Com altos custos, logística complexa e infraestrutura limitada, conferência pode aprofundar desigualdades e comprometer a legitimidade das negociações ambientais
Anunciada com entusiasmo pelo governo brasileiro e celebrada como um gesto de retomada do protagonismo do país nas negociações ambientais globais, a escolha de Belém (PA) como sede da 30ª Conferência das Nações Unidas sobre Mudanças Climáticas (COP30), marcada para novembro de 2025, carrega consigo tanto símbolos potentes quanto desafios urgentes.
Ao levar o maior evento climático do planeta ao coração da floresta amazônica, o Brasil envia ao mundo uma mensagem política clara: o futuro das discussões ambientais passa pelo Sul Global. No entanto, a poucos meses do encontro, cresce a preocupação entre diplomatas, organizações da sociedade civil e especialistas do setor energético e ambiental sobre quem, de fato, conseguirá estar presente para decidir os rumos da agenda climática internacional.
A floresta como palco, mas com poucos assentos acessíveis
Com hospedagens que ultrapassam R$ 50 mil por duas semanas, escassez de voos, infraestrutura básica insuficiente e barreiras logísticas diversas, a COP30 corre o risco de se tornar um evento excludente. A promessa de uma conferência plural, inclusiva e representativa está sendo confrontada por uma realidade que favorece os mais ricos — e marginaliza justamente os povos e países que mais sofrem com os impactos das mudanças climáticas.
“Não se trata apenas de um problema operacional. É uma questão geopolítica: quem pode pagar para estar presente tem mais poder de influência nas decisões”, afirma Eric Daza, especialista em transição energética e diplomacia ambiental. Ele alerta que a ausência de vozes do Sul Global e de representantes de comunidades vulneráveis compromete não apenas a representatividade do evento, mas a legitimidade dos acordos firmados.
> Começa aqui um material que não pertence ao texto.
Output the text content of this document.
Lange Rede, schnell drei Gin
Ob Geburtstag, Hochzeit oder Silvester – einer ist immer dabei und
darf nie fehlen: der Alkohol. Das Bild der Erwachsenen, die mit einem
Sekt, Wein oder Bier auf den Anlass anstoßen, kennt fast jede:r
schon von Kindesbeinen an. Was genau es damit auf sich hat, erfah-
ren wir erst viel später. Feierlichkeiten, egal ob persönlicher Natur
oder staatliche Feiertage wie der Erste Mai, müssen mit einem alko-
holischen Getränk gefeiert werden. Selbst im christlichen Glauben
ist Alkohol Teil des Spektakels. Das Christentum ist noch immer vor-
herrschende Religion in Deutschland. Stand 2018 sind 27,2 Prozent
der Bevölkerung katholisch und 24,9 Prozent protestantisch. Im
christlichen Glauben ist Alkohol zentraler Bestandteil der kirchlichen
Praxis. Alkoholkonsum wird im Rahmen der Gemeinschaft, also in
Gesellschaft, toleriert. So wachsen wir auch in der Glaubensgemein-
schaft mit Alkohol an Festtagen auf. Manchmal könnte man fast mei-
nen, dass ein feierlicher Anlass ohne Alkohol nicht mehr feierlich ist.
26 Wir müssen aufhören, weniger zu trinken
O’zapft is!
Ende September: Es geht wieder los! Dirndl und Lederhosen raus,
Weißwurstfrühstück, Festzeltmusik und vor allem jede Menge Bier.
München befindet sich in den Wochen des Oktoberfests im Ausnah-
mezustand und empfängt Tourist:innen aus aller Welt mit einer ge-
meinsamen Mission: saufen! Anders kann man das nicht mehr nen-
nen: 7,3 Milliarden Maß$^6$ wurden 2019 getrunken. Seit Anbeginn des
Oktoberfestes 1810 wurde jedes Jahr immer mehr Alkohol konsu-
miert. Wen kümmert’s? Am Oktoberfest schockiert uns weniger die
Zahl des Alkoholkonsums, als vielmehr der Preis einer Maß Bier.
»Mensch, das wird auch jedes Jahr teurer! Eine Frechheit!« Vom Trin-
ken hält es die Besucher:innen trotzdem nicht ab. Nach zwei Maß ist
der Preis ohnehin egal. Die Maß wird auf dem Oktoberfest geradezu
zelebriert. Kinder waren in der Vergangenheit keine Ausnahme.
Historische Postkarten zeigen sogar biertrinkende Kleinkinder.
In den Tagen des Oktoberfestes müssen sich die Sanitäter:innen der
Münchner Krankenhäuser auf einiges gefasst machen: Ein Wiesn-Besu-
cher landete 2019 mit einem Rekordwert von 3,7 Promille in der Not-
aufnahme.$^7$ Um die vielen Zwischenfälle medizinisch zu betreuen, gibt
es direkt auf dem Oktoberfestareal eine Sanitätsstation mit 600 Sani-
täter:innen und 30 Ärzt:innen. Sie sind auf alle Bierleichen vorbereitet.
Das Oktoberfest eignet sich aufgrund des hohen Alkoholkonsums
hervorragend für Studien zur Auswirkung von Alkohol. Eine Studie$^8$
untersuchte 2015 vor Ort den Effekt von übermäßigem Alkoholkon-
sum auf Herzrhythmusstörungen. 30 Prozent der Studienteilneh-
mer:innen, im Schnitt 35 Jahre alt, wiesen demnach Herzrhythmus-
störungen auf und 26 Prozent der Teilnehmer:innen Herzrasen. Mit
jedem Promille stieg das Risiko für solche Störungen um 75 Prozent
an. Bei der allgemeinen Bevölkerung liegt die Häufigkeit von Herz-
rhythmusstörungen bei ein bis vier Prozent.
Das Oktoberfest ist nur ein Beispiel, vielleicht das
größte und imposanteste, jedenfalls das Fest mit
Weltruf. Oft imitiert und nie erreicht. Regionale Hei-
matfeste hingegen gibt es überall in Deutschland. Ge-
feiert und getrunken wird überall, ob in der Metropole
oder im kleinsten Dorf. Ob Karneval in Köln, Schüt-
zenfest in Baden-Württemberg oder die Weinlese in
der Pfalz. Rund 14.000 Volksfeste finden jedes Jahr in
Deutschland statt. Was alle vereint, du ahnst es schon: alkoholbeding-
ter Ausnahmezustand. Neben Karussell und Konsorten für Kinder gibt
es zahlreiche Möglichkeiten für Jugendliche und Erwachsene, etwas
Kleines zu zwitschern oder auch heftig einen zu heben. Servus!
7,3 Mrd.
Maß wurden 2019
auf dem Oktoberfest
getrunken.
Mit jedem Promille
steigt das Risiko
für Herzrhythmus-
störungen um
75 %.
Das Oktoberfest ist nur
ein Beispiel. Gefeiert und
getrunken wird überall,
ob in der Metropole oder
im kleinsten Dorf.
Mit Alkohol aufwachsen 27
Desigualdade no acesso e risco de distorção da agenda climática
A situação é ainda mais grave quando observamos o desequilíbrio histórico das negociações climáticas. Delegações de países desenvolvidos, instituições financeiras e empresas do setor fóssil tendem a manter — ou até ampliar — sua presença, consolidando a tendência das COPs se tornarem grandes feiras de negócios climáticos, cada vez mais distantes da política multilateral e da tomada de decisões em favor da justiça climática.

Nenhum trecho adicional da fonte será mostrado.